[rt-users] can the RT database be failed-over to an alternate site?

2012-06-29 Thread Carson, Leonard
Hello,

We are about to implement RT as a core service and want to add its DB to an 
existing Postgresql cluster which we fail over to an alternate site when we 
think that the DB service will be unavailable for more than 2 hours due to 
power loss or network failures or some other unfortunate event.   The 
Postgresql write ahead logs are rsynched to the alternate site and applied to 
the DB there which is in stand-by mode.   When we promote it to the primary we 
change DNS service name entries to point to it.  It takes about 30 minutes to 
execute a fail-over.

We will be running  RT 4.0.6 on CentOS 6.2 x86_64 and the database will be 
Postgresql 8.4.7 on RH Linux.

Has anyone run RT in this kind of environment?

best regards and thanks in advance,

L. K. Carson
San Diego Supercomputer Center






Re: [rt-users] can the RT database be failed-over to an alternate site?

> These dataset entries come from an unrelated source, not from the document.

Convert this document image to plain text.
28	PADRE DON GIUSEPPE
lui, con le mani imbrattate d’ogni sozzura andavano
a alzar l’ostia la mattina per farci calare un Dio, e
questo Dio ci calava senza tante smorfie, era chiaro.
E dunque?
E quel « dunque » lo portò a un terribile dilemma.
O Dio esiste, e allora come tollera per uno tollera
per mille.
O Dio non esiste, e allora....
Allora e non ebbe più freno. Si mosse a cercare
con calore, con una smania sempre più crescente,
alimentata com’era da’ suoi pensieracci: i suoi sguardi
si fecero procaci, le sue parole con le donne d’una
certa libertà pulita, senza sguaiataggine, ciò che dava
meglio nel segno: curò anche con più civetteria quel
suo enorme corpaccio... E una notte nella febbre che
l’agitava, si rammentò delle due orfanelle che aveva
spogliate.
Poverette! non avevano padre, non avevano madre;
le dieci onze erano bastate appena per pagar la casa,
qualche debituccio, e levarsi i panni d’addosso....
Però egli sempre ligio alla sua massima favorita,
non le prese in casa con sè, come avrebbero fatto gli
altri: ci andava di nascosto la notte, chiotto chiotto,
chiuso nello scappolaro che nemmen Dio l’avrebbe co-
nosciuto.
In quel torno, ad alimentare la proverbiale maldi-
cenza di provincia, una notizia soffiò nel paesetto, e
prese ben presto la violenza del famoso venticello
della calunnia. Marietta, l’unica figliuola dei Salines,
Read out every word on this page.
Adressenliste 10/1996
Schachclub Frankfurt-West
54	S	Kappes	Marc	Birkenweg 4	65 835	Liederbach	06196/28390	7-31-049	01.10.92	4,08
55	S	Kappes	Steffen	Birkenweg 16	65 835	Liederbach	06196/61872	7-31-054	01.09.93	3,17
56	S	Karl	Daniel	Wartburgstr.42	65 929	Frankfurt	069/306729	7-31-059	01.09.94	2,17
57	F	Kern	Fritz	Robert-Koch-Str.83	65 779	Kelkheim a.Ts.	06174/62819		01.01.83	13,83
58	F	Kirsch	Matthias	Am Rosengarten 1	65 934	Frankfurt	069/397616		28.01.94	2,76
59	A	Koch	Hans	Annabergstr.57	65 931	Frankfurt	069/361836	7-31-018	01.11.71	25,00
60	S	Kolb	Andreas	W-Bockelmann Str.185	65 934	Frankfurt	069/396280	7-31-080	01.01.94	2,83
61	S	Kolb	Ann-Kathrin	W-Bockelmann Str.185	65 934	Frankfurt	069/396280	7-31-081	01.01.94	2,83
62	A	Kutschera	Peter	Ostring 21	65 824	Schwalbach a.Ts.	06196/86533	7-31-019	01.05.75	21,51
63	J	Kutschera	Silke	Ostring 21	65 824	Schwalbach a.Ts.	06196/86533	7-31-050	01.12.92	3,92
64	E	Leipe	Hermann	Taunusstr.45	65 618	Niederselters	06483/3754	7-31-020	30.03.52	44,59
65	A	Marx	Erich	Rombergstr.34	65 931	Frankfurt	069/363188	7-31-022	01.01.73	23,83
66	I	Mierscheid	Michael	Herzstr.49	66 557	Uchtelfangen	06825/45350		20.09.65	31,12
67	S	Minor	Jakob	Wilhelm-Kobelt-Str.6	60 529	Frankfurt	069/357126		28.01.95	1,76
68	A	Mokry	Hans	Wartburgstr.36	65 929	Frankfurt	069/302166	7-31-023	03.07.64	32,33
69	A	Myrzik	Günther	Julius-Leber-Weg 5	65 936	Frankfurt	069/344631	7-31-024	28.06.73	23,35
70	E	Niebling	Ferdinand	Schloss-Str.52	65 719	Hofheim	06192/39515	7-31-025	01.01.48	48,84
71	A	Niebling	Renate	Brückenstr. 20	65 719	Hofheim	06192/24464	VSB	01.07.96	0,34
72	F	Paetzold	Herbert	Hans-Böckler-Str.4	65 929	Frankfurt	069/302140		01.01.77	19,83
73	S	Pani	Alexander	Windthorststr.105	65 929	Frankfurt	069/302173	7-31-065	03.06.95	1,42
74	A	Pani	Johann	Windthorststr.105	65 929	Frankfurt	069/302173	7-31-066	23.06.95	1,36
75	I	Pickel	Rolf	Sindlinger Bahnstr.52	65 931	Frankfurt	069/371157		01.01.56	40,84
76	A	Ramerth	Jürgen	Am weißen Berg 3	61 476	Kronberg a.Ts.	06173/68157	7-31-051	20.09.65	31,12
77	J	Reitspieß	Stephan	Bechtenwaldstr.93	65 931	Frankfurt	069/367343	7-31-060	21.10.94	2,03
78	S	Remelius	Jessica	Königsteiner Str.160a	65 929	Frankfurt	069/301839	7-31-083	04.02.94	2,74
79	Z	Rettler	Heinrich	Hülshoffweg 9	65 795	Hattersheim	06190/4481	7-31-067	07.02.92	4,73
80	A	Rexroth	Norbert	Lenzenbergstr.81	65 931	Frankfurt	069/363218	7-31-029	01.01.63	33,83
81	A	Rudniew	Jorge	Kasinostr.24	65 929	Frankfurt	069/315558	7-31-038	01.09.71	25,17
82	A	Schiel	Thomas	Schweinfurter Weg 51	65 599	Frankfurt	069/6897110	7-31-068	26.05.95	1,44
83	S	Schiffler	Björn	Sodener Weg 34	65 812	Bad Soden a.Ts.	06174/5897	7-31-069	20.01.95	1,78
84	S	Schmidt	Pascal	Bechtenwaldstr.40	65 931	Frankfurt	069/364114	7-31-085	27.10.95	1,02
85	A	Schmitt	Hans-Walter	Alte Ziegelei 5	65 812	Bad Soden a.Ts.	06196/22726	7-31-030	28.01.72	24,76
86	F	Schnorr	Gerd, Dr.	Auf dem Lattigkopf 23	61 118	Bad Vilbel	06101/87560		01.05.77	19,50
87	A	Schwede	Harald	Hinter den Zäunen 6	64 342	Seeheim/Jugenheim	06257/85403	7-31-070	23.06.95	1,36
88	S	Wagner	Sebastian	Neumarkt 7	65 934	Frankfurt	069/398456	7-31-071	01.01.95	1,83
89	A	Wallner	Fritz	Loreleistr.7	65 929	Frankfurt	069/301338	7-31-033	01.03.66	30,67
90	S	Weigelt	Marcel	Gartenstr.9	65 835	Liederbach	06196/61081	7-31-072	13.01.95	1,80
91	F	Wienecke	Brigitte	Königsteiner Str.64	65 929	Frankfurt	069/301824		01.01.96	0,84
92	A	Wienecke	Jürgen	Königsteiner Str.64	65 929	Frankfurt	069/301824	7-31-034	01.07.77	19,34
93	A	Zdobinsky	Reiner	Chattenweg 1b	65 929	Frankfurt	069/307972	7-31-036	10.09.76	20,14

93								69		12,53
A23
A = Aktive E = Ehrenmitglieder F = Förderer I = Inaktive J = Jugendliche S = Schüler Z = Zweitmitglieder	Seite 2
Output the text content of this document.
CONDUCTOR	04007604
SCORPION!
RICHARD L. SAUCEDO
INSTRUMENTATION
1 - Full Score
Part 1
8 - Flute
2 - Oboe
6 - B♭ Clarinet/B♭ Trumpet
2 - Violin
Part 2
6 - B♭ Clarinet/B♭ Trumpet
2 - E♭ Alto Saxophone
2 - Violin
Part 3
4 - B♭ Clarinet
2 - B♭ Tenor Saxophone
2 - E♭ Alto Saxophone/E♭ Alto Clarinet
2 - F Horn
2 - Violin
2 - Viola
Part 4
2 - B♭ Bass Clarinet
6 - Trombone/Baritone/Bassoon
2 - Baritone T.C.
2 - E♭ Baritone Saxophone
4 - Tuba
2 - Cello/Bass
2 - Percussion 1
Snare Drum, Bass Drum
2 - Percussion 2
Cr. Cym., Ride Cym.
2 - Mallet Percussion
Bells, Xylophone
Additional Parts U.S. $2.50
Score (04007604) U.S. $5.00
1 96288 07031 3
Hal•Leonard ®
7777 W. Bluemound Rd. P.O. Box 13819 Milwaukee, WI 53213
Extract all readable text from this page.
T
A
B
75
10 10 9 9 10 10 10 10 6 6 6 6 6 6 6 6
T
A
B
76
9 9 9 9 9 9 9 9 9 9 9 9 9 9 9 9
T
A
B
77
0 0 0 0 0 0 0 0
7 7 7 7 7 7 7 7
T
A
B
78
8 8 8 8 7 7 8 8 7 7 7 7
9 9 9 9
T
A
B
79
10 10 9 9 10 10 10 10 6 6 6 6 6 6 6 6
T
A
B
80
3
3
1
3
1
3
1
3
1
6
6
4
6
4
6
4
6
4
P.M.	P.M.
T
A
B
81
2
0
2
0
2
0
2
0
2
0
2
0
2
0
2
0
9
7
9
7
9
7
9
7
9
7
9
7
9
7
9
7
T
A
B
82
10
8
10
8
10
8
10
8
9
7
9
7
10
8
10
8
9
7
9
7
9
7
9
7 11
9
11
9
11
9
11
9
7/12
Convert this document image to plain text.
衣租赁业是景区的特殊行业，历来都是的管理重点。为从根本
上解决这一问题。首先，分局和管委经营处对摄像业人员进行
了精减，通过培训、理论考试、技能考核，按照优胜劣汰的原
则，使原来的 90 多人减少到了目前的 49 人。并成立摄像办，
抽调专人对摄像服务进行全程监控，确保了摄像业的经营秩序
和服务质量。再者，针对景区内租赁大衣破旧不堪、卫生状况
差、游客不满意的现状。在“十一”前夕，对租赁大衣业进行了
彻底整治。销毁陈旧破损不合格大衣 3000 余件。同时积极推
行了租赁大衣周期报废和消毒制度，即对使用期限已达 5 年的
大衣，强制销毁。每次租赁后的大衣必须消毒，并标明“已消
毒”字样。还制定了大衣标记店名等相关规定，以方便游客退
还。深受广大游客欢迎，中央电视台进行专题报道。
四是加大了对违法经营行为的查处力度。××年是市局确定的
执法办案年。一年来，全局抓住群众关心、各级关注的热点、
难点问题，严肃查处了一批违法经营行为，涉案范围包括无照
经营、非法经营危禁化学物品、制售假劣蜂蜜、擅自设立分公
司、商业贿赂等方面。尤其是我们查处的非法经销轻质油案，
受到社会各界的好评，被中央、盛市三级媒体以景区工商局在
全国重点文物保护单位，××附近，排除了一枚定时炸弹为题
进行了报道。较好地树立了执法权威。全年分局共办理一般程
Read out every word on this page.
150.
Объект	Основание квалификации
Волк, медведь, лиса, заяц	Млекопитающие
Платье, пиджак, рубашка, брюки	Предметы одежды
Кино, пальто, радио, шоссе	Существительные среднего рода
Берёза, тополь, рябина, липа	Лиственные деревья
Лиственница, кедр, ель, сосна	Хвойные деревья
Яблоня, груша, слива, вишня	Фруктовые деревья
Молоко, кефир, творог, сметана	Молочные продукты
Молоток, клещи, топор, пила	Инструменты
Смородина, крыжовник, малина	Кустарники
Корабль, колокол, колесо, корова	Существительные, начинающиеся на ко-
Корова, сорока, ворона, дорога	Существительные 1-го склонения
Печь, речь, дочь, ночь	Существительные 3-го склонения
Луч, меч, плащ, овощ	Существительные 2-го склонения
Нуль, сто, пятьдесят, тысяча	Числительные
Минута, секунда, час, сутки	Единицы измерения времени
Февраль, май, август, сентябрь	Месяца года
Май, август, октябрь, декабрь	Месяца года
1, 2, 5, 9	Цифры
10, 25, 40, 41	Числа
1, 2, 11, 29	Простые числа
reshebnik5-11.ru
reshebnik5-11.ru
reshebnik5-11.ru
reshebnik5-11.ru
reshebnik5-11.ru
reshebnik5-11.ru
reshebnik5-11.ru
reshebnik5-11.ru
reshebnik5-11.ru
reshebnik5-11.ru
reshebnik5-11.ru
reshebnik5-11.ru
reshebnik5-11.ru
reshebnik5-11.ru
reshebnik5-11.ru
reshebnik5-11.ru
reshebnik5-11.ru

2012-06-29 Thread k...@rice.edu
On Fri, Jun 29, 2012 at 06:09:51PM +, Carson, Leonard wrote:
 Hello,
 
 We are about to implement RT as a core service and want to add its DB to an 
 existing Postgresql cluster which we fail over to an alternate site when we 
 think that the DB service will be unavailable for more than 2 hours due to 
 power loss or network failures or some other unfortunate event.   The 
 Postgresql write ahead logs are rsynched to the alternate site and applied to 
 the DB there which is in stand-by mode.   When we promote it to the primary 
 we change DNS service name entries to point to it.  It takes about 30 minutes 
 to execute a fail-over.
 
 We will be running  RT 4.0.6 on CentOS 6.2 x86_64 and the database will be 
 Postgresql 8.4.7 on RH Linux.
 
 Has anyone run RT in this kind of environment?
 
 best regards and thanks in advance,
 
 L. K. Carson
 San Diego Supercomputer Center
 

Hi Leonard,

We have a similar setup but not with a version of PostgreSQL quite so
ancient and we used Slony to replicate to the standby DB server when
we were using 8.4.x. We currently use PostgreSQL 9.1.x with its
streaming replication support. Way too easy to setup, run, and failover.
PostgreSQL has made tremendous strides in ease of use for its built-in
replication support. I really recommend going to 9+ which included it.
To provide a simple, minimal impact upgrade, we used Slony to replicate
from our 8.4.x instance to our 9.1.x instance. Then when they were in
sync, shutdown RT, failover, and restart RT on the new version. It took
about 30 seconds.

Let me know if you have any questions.